Our next set of online lightning talks is happening April 25-26, 2023. Check out the speakers and get your ticket now!

What Code is Deliberately Excluded From Test Coverage, and Why?

Reviewed by Greg Wilson / 2021-09-01
Keywords: Testing

I guess I should have seen this result coming. In my last full-time development job, I was responsible for building automated tests of a moderately complex Django application. After eight months of hard work, I had code coverage up over 90%. A year after I left, I discovered that developers had disabled tests one by one as they modified features until coverage was—well, they wouldn't tell me exactly how low it was, but it was low enough that they had stopped bothering to collect or report coverage.

Wind the clock forward ten years to Hora2021b, which looks at how often developers deliberately don't collect coverage stats for their tests and why. Their introduction succinctly summarizes their research questions (RQs) and findings:

  • RQ1: How frequently is code excluded from test coverage? Over one-third of the analyzed projects (20 out of 55) perform deliberate code coverage exclusion.

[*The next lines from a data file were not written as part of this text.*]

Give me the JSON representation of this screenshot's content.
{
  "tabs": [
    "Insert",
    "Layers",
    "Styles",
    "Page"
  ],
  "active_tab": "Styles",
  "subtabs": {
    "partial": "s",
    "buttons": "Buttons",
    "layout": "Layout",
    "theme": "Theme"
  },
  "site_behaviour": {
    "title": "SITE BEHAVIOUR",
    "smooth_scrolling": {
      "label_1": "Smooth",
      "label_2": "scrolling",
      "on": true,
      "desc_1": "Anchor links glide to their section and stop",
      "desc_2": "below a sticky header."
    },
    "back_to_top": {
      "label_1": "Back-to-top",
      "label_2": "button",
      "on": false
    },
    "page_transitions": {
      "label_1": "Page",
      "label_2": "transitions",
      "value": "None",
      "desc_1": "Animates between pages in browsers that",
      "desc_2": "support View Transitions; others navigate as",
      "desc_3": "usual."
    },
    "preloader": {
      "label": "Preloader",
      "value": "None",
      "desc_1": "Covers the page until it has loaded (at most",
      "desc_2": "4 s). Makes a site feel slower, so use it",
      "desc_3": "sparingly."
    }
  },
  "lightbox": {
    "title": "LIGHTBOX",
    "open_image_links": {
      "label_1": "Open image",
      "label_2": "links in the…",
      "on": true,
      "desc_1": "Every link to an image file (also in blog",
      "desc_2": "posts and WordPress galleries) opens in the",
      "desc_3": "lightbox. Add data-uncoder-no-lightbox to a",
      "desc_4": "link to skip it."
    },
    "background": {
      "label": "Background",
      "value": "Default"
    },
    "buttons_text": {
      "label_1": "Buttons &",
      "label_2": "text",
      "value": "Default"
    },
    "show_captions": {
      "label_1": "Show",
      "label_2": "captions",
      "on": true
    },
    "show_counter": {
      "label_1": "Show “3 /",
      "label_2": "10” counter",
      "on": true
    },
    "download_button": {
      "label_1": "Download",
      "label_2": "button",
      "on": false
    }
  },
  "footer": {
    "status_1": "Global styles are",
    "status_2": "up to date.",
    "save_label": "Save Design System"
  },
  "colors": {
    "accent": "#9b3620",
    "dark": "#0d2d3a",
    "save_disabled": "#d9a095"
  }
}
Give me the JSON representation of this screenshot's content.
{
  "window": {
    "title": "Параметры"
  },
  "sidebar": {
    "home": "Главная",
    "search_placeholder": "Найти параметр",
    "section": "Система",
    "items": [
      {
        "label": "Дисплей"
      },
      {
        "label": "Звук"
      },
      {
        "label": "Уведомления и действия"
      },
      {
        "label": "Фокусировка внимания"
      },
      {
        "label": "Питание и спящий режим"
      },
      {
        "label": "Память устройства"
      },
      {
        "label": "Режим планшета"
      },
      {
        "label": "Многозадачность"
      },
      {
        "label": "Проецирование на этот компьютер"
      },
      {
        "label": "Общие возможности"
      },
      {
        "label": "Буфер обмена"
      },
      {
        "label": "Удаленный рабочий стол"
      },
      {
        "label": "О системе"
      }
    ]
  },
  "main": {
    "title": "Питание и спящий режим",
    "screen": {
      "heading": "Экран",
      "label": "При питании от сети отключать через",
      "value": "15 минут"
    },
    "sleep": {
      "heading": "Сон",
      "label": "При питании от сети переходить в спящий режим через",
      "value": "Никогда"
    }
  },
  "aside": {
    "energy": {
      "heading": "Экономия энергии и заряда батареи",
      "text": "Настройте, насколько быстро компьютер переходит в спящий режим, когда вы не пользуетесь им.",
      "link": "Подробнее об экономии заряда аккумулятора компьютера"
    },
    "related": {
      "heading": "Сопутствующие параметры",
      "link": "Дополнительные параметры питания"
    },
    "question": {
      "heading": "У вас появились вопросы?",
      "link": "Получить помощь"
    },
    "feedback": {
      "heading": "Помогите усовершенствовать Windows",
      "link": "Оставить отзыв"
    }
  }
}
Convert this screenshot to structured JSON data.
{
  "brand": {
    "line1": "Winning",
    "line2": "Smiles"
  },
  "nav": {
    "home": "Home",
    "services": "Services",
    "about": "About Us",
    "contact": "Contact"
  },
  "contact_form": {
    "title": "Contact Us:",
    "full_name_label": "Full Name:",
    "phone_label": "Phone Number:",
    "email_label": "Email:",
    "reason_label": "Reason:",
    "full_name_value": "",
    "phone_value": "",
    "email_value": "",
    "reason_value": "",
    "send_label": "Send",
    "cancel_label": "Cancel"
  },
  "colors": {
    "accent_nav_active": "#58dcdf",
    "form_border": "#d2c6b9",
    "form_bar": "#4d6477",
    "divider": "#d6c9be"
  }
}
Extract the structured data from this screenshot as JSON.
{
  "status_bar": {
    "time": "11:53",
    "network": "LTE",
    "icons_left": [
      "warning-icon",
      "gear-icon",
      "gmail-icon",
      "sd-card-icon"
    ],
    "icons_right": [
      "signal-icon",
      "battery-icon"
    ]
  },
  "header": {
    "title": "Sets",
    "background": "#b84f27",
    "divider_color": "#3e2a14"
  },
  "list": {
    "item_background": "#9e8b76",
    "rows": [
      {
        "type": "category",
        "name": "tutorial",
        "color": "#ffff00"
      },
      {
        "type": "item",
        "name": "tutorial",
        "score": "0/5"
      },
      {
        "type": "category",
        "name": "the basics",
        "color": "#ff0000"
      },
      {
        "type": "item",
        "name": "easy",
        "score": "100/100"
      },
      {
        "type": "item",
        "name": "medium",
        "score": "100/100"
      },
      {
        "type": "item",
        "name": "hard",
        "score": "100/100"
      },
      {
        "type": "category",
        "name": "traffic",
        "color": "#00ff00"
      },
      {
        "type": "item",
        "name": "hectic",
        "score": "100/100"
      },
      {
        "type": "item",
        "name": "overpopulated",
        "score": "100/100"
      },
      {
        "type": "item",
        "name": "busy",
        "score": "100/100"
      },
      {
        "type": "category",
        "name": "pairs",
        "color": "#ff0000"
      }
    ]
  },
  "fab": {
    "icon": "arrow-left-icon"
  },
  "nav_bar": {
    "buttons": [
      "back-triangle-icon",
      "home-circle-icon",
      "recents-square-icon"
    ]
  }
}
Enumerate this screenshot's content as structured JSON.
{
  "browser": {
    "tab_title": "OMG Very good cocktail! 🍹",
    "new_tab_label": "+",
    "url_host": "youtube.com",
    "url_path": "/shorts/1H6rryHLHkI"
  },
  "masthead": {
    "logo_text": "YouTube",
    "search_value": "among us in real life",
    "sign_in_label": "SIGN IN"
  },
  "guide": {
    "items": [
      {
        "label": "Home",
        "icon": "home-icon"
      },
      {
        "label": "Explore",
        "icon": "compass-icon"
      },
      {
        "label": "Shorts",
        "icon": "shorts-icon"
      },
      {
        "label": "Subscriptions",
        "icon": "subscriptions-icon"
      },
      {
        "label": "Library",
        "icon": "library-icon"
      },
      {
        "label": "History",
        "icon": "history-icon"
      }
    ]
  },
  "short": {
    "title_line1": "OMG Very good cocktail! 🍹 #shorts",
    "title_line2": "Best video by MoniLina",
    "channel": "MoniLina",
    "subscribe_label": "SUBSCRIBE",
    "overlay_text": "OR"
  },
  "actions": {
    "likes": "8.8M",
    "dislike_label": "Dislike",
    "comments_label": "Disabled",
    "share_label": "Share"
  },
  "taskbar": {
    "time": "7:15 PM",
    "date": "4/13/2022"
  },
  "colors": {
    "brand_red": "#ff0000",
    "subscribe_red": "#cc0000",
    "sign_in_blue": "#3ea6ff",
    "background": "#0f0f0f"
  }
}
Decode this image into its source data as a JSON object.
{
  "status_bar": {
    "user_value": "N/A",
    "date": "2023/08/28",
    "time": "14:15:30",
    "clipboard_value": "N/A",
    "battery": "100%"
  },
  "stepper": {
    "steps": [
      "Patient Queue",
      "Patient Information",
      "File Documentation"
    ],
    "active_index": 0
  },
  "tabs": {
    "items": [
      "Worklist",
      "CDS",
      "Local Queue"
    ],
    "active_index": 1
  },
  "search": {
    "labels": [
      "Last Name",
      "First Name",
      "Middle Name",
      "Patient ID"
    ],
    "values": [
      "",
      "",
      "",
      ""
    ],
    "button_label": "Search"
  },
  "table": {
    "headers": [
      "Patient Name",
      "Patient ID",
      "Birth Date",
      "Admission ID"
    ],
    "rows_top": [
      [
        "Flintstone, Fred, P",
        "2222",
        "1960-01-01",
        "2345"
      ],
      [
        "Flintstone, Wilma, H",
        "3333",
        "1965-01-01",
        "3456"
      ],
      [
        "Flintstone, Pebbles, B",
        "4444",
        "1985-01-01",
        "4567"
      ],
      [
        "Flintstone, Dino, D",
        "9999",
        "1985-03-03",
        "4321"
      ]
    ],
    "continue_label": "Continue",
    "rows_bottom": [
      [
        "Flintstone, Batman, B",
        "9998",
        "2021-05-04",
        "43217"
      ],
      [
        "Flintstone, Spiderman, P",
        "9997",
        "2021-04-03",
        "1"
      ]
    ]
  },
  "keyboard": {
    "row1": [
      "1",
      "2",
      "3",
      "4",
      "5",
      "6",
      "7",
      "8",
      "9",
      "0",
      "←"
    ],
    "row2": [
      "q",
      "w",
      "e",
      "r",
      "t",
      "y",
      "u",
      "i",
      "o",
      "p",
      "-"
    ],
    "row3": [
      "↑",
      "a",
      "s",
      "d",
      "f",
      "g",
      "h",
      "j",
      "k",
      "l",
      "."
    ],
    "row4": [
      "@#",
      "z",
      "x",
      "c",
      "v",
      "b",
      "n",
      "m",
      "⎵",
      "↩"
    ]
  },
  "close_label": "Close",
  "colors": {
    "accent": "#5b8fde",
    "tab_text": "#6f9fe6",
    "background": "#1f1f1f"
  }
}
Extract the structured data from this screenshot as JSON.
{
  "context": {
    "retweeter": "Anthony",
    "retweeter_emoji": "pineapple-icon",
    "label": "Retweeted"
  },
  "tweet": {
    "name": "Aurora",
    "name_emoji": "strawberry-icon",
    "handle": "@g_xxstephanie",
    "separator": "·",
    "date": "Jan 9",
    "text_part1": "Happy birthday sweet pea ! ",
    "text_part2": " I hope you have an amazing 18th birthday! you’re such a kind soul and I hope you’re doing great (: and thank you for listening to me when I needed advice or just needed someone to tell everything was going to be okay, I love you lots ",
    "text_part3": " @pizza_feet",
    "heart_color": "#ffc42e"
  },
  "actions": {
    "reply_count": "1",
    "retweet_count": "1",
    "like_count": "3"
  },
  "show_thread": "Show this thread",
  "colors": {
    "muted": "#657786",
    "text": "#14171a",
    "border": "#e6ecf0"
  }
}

In total, those projects use the exclusion feature in 534 cases.
  • RQ2: When is code excluded from test coverage? Most code is excluded from coverage analysis since its creation (75%), meaning they are already created using the exclusion feature. In 25% of the cases, the exclusion feature is added over time (24 days later, on the median).
  • RQ3: What code is excluded from test coverage? Most of the excluded code happens in conditional statements (42%) and exception handling (29%). Developers tend to exclude non-runnable, debug-only, and defensive code, but also platform-specific and conditional importing.
  • RQ4: Why is code excluded from test coverage? We find that most code is excluded because it is already untested (22%), low-level (20%), or complex (15%). Other rationales are related to deprecation/legacy code, parallelism, trivial/safe code, and non-determinism.

The author then discusses "…the enhancement of coverage tools with mandatory explanations for the exclusion features; the proposal of project guidelines to enforce explanations when using the exclusion feature; the improvement of test coverage tools' documentation with novel exclusion examples; the detection of trivial/safe candidates for coverage exclusion to produce more accurate test coverage reports; and techniques to spot biased coverage reports as well as to detect project-specific test coverage exclusion." While I would have liked to see discussion of guidelines for designing software so that there isn't any reason (or temptation) to leave it out of coverage reporting, this paper is exactly the kind of thorough, detailed examination of a specific practice that I think our field needs.

Hora2021b Andre Hora: "What Code Is Deliberately Excluded from Test Coverage and Why?". 2021 IEEE/ACM 18th International Conference on Mining Software Repositories (MSR), 10.1109/msr52588.2021.00051.

Test coverage is largely used to assess test effectiveness. In practice, not all code is equally important for coverage analysis, for instance, code that will not be executed during tests is irrelevant and can actually harm the analysis. Some coverage tools provide support for code exclusion from coverage reports, however, we are not yet aware of what code tends to be excluded nor the reasons behind it. This can support the creation of more accurate coverage reports and reveal novel and harmful usage cases. In this paper, we provide the first empirical study to understand code exclusion practices in test coverage. We mine 55 Python projects and assess commit messages and code comments to detect rationales for exclusions. We find that (1) over 1/3 of the projects perform deliberate coverage exclusion; (2) 75% of the code are already created using the exclusion feature, while 25% add it over time; (3) developers exclude non-runnable, debug-only, and defensive code, but also platform-specific and conditional importing; and (4) most code is excluded because it is already untested, low-level, or complex. Finally, we discuss implications to improve coverage analysis and shed light on the existence of biased coverage reports.